Major US markets dropped 3.5% into the negatives for 2016. The S&P/TSX composite turned out a tad on the better side, however, by the end of the day it was still off by 1.8%.
As investors hate uncertainty, the referendum result has done the opposite of putting them at ease. This drove investors out of the British pound, and into “safer” currencies; like the U.S. greenback, which cuts into our own currency, the Canadian dollar.
The loony was off more that 1.8% against the America dollar the day after the referendum, and its predicted to stay there for a bit which hampers Canadian companies.
As the U.S. dollar strengthens, this is bad news for Canada’s oil producers. Oil is priced in greenbacks, therefore strength in U.S. currency can lead to commodity weakness. This consequentially raises the chances of a Bank of Canada interest rate cut in the future. (Their next meeting is July 13th)
despite the negatives, since impulsive reactions in such a turn of market fluctuations often backfires, the outcome of Britain’s vote can also provide a window of opportunity for investors that see long term potential.
It Didn’t actually Happen Yet
The earliest Britain can legitimately leave the EU is two years from now. And to do so, it has to invoke article 50 of the European Union Treaty. this would make the EU negotiate its accesses to the UK as a newly non-member state, and how it would newly adapt relations with the rest of the European market.
However, thats not even likely to happen soon as Prime Minister Cameron stated how he plans to leave that option locked away until it reaches his successor. This means Britain might only leave the EU in 2019.
Canadian Businesses Impacted
Stephen Poloz, the Bank of Canada governor has now warned everyone for a long time that unexpected global events can quickly destabilize the weakened Canadian economy. Britain’s vote was very unexpected, as it falls into this category.
Dating back to a common heritage, Canada maintains close business ties with Britain, having cross-ownership of companies and a variety of investments within the two countries.
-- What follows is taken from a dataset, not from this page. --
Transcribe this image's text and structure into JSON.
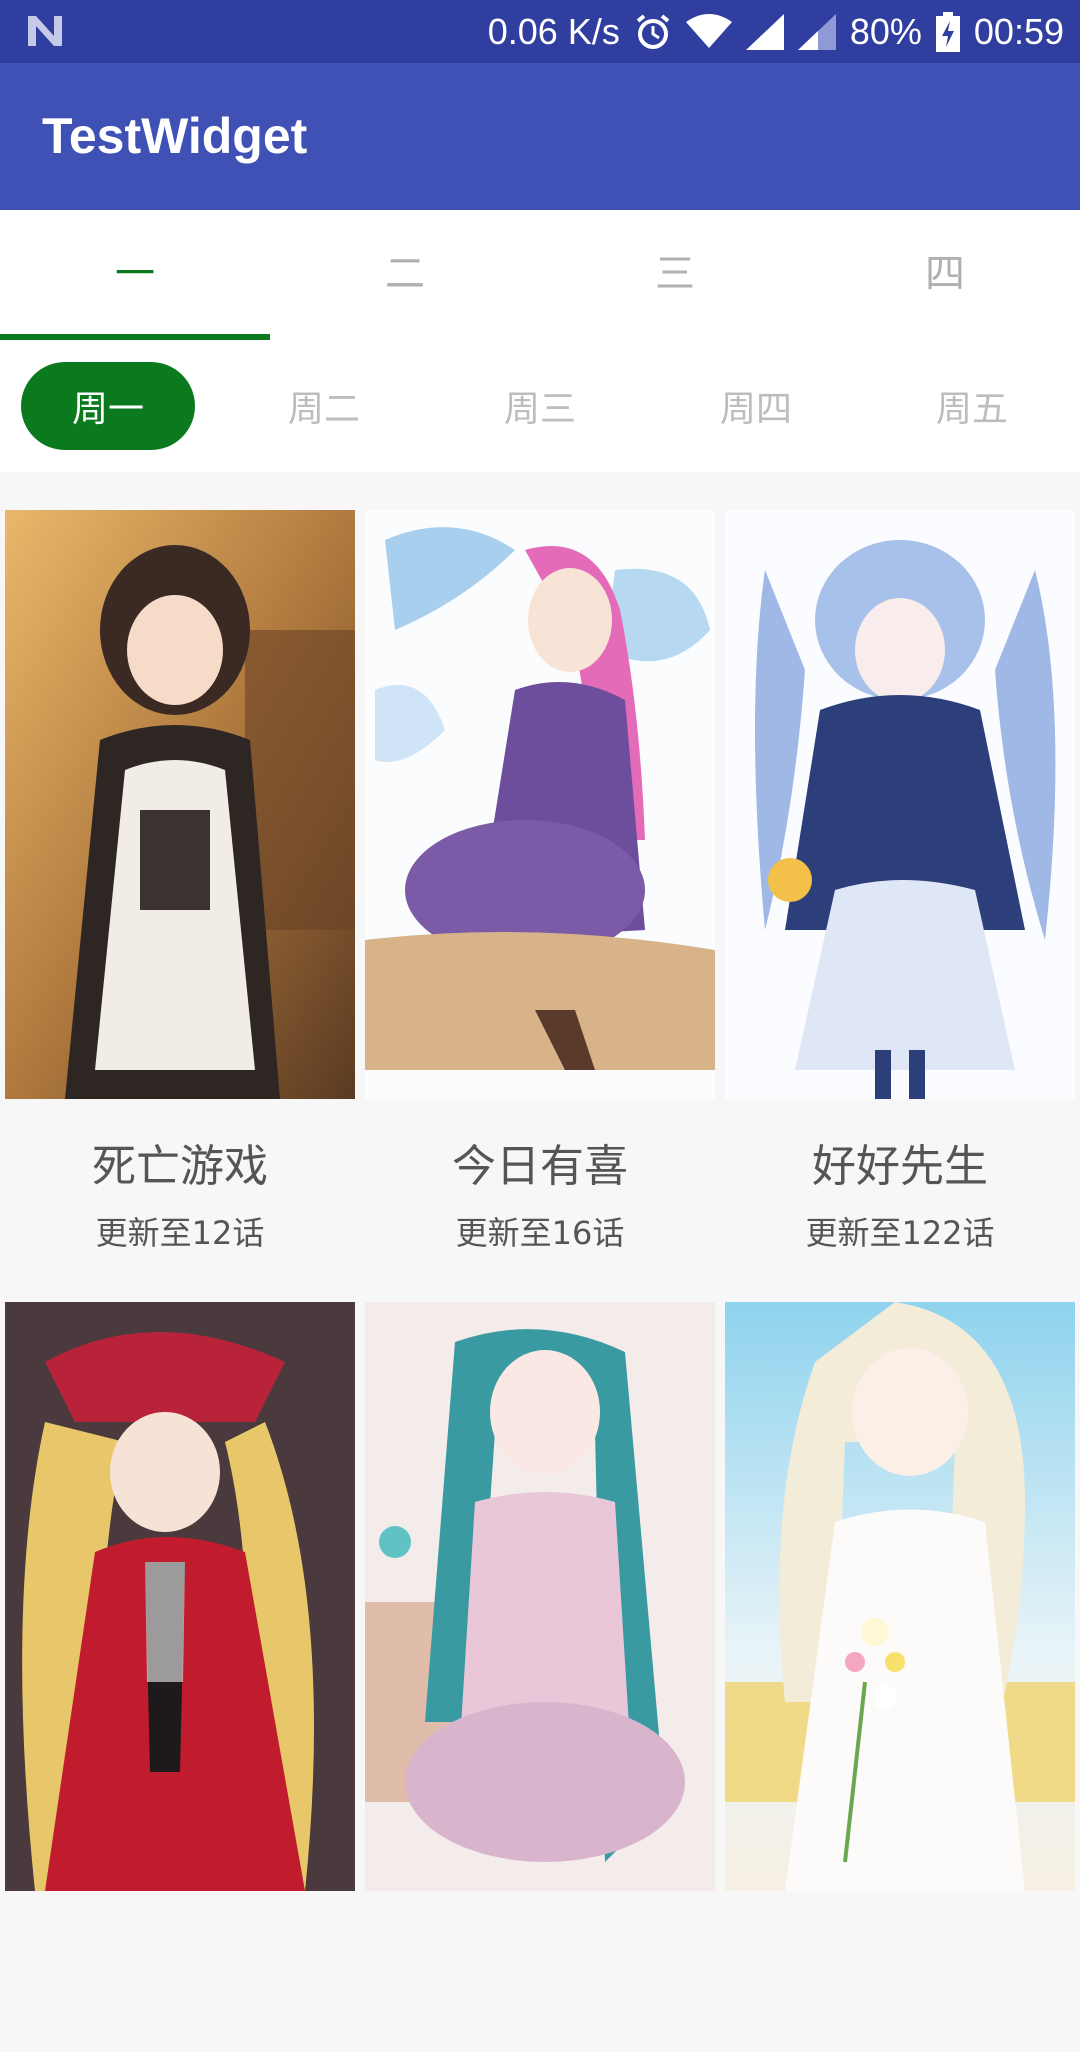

Canadian corporations invest in U.K. operations to a high degree so they can easily access the free-trade routs which Britain used to enjoy with its parters in the EU. Some of these companies might have to pass through London, Britain’s financial centre, in order to access Europe. This implies upheaval, higher administration costs and reduced profits since Britain has voted to leave the EU.
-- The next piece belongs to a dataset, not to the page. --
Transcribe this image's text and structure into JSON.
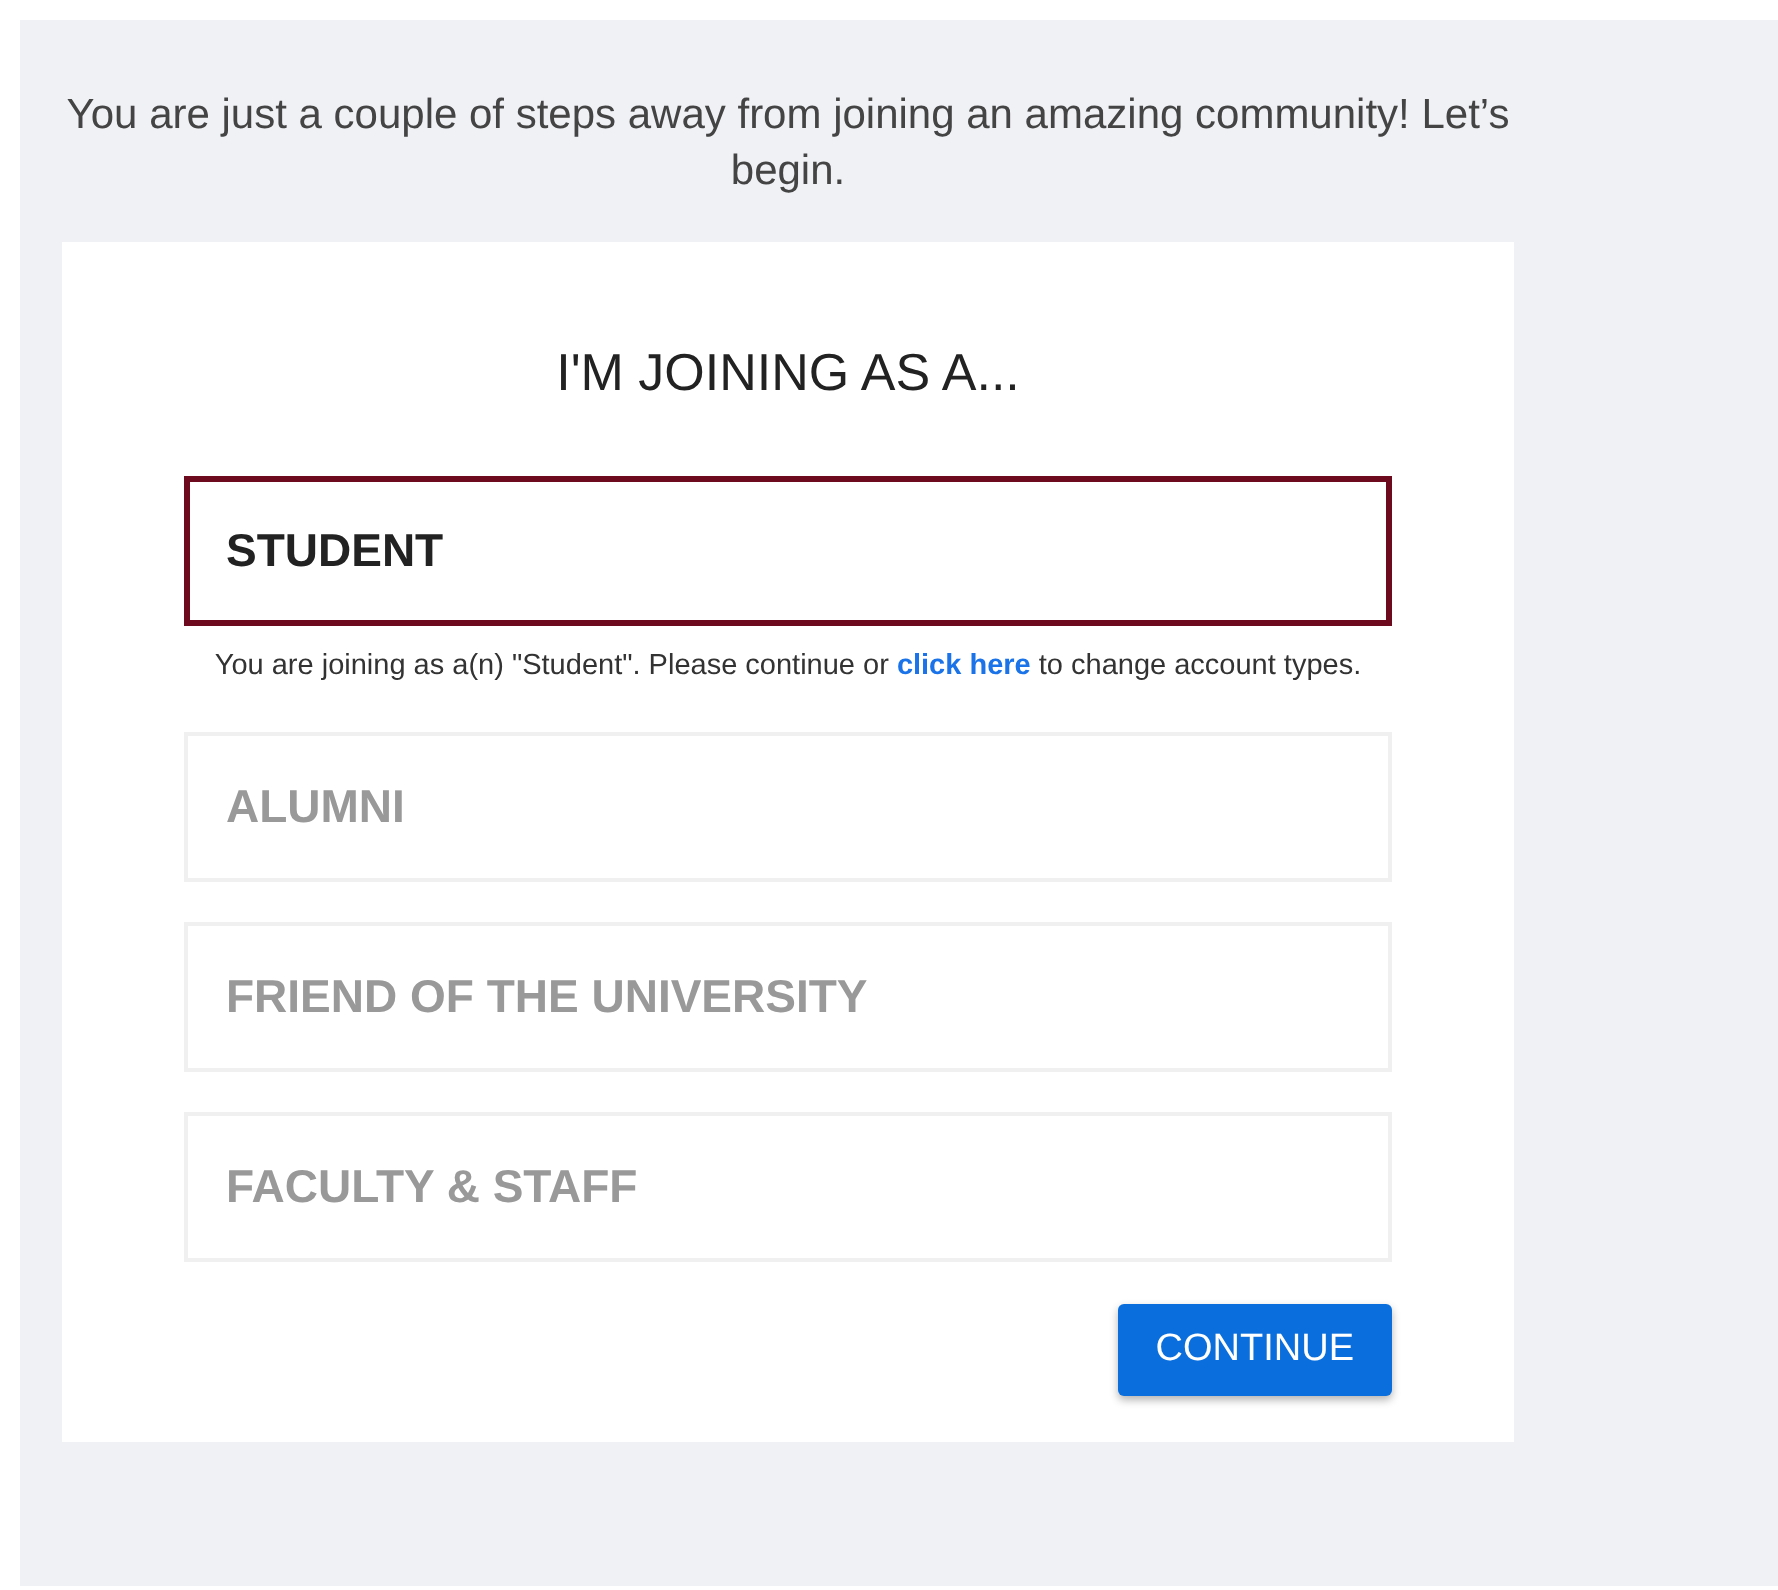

Individual Canadians Affected
the UK is a very popular travel destination for Canadians, thus, Britain’s exit is definitely going to impact Canadian travel plans to the U.K., along with other European destinations.
As the lower Canadian dollar is going to cost you to get there, the European travel industry will try to convince you that everything is fine. “Done worry, be happy” deals will surround you on your trip to Europe.
For many Canadians, getting around Europe might be harder than before. the U.K. accepts dual citizenship, meaning those with British heritage can have a British and Canadian passport if they chose, as many do.
For example, if someone were to use their British citizenship to go across Europe, this individual would be confident that they’ll have access to the same health care and social services as other EU citizens. However, now that has all changed. Earlier this individual would be able to freely travel anywhere within Europe without restrictions, however, not that Britain is out, restrictions will apply.
A big worry for elderly people would be whether or not their government pensions will continue to be indexed to inflation. Right now, U.K. citizens living in the EU witness their government pension go up every year because of the “single market” precedence.
However, with the vote to leave, the U.K. government will have to decide if they want to continue this practice or treat pensioners like they are retiring to Canada (where their pensions are frozen from departure and not protected from inflation).
Any way you look at it, Europe’s effort to promote a political union through economic integration is in trouble.